私は家中が寝静まるのを待ち、音を立てないように自室の窓を開けた。


春と言っても、吹き込む夜風はまだまだ冷たい。
澄み切った夜空には、無数の星が瞬いている。
私は胸いっぱいに空気を取り込み、深呼吸をして――。


「白夜……会いたい。会いに来て」


心臓がドキドキ騒ぐのを自覚しながら、ボソッと呟いた。
白夜は、いつも突風を巻き起こして現れる。
唸る風は騒々しく、なかなかはた迷惑な登場だ。
隣の寝室で眠っている両親を起こしてしまわぬよう、静かに入ってきてくれることを期待して窓を開けた。
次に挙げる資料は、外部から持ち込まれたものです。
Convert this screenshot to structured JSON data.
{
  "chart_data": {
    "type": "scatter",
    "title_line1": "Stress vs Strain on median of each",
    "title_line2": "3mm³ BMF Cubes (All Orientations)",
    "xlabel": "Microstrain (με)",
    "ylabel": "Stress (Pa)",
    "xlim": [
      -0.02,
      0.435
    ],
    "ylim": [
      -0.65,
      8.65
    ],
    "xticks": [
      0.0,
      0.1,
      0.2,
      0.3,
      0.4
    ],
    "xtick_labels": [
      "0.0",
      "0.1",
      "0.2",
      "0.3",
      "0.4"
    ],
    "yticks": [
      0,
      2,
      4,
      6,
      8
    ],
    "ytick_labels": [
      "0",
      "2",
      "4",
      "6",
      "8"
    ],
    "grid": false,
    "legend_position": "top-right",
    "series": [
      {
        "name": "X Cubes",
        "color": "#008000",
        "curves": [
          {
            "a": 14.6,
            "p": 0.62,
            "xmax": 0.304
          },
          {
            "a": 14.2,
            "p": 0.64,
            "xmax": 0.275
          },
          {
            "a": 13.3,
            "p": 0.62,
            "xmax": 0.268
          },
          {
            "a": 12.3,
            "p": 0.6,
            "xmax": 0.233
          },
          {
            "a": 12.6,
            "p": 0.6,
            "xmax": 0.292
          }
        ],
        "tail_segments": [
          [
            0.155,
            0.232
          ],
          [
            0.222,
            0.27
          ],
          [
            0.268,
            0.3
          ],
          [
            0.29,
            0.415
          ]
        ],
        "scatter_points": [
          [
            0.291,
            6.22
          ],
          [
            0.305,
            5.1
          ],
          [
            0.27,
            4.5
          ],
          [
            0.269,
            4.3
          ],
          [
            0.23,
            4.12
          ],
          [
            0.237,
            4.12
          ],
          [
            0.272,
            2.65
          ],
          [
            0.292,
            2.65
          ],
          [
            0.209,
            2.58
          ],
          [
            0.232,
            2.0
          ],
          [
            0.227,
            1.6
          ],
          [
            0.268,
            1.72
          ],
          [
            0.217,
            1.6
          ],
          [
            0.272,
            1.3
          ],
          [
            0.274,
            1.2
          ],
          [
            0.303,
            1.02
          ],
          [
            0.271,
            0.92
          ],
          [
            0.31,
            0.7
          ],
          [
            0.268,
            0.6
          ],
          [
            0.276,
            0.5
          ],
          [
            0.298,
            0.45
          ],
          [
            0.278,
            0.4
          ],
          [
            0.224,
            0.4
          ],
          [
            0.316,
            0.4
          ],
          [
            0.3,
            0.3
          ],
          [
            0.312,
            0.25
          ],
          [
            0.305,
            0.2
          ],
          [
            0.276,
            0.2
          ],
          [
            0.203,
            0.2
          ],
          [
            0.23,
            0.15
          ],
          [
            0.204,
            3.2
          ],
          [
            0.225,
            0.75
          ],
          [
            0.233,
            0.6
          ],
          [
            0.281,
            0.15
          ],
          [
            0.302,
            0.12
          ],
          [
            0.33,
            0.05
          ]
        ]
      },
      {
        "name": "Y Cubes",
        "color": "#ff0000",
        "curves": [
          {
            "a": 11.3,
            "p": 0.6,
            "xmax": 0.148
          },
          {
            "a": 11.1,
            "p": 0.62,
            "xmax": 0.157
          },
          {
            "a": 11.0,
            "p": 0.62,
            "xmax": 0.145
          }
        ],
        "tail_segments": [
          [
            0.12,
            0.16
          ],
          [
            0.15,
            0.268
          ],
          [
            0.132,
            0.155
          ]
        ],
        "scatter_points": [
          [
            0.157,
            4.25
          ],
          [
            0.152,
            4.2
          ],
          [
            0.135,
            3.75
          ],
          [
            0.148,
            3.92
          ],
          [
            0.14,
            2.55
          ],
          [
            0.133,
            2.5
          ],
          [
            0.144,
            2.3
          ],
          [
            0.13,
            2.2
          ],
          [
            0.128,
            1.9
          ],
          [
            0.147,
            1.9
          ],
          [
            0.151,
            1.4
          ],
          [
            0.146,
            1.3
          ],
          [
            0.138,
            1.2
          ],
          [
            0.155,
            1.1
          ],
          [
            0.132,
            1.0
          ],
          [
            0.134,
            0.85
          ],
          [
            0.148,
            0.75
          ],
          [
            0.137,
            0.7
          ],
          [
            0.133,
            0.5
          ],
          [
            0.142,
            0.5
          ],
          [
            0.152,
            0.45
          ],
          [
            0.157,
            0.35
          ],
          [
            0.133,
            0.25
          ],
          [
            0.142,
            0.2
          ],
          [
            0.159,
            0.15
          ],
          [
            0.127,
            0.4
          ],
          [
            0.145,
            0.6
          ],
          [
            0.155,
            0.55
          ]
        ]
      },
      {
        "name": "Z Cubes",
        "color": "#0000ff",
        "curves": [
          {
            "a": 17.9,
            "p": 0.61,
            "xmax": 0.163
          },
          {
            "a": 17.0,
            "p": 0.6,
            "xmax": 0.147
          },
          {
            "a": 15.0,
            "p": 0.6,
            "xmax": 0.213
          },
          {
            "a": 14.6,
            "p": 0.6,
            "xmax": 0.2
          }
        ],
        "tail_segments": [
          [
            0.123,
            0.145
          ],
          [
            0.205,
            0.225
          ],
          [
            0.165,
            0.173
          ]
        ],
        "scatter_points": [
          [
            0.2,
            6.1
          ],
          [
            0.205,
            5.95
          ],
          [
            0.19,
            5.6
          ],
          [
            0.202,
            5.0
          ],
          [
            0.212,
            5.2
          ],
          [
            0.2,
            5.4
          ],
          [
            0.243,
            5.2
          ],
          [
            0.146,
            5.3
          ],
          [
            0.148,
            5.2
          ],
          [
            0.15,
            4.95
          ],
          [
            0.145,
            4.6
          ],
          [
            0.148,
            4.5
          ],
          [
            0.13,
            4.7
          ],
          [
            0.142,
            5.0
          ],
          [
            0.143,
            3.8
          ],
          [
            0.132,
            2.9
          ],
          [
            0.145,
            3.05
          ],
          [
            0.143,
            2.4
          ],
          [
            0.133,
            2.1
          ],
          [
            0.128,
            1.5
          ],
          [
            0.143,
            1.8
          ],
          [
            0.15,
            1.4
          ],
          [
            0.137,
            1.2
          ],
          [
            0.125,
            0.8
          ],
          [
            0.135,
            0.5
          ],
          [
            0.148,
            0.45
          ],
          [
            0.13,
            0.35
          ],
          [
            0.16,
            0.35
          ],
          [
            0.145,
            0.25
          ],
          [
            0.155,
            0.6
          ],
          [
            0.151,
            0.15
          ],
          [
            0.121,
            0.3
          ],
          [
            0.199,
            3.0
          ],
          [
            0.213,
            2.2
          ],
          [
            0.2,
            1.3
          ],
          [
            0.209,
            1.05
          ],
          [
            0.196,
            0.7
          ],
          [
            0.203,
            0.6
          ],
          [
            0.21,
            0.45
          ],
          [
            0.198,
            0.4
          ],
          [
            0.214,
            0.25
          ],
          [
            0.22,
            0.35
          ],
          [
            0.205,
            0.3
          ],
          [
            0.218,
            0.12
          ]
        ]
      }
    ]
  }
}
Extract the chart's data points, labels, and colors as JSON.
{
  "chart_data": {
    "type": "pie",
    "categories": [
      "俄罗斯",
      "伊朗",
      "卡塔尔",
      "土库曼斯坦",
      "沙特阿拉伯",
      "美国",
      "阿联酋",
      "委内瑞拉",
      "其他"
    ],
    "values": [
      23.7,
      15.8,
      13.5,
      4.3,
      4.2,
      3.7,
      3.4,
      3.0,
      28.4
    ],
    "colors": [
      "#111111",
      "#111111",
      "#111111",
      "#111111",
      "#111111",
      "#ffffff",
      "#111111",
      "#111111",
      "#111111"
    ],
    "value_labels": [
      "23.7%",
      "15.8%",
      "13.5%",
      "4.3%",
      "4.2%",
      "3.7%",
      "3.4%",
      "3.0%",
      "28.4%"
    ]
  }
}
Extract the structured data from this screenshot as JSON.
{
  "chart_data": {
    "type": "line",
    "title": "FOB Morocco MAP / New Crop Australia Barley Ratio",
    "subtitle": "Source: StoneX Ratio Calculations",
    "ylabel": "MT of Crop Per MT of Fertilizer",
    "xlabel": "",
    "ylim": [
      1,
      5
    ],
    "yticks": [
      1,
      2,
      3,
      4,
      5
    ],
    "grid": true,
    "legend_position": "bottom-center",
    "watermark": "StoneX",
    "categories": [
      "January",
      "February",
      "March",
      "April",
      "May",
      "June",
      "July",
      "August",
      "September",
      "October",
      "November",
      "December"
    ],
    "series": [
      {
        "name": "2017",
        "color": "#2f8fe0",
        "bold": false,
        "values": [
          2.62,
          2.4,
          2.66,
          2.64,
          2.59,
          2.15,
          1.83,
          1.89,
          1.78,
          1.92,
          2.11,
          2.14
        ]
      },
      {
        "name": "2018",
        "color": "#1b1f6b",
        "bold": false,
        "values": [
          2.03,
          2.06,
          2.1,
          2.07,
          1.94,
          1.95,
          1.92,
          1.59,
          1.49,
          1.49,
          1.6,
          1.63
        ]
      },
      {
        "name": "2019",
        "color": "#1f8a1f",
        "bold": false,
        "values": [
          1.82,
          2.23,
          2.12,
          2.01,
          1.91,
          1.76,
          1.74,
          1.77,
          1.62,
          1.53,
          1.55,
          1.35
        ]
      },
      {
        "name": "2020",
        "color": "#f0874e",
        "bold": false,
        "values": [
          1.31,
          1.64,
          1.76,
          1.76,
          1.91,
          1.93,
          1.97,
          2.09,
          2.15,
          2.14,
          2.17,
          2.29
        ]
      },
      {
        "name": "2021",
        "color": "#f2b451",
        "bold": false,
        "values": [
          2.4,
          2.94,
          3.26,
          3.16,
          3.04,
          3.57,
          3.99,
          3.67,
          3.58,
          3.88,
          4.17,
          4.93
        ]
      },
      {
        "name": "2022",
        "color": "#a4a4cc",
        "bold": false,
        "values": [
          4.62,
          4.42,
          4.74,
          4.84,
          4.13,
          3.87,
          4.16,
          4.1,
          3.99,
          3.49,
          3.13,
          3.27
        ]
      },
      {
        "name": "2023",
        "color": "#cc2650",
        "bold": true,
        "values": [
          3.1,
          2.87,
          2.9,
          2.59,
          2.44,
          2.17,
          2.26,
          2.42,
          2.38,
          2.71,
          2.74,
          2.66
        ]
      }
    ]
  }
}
だけど、頬を撫でるそよ風は、ほんの少しも強まらない。
辺りはしんと静まり返ったままで、なにも起きない。
私は背後を振り返り、狭い部屋を隅々まで見渡した。


――白夜が、来ない。
昼間、不用意な一言で傷つけてしまったせい?
『いつでも来てやる』って言ったのに、怒ってるから来てくれないの?
私は焦燥感に駆られ、窓枠に両手を置いた。


「っ……白夜、お願い」


空に向かって乞い、彼の姿を捜して身を乗り出した。
すると。


「落ちるぞ」


頭上から素っ気ない声が聞こえ、ハッとして屋根を振り仰いだ。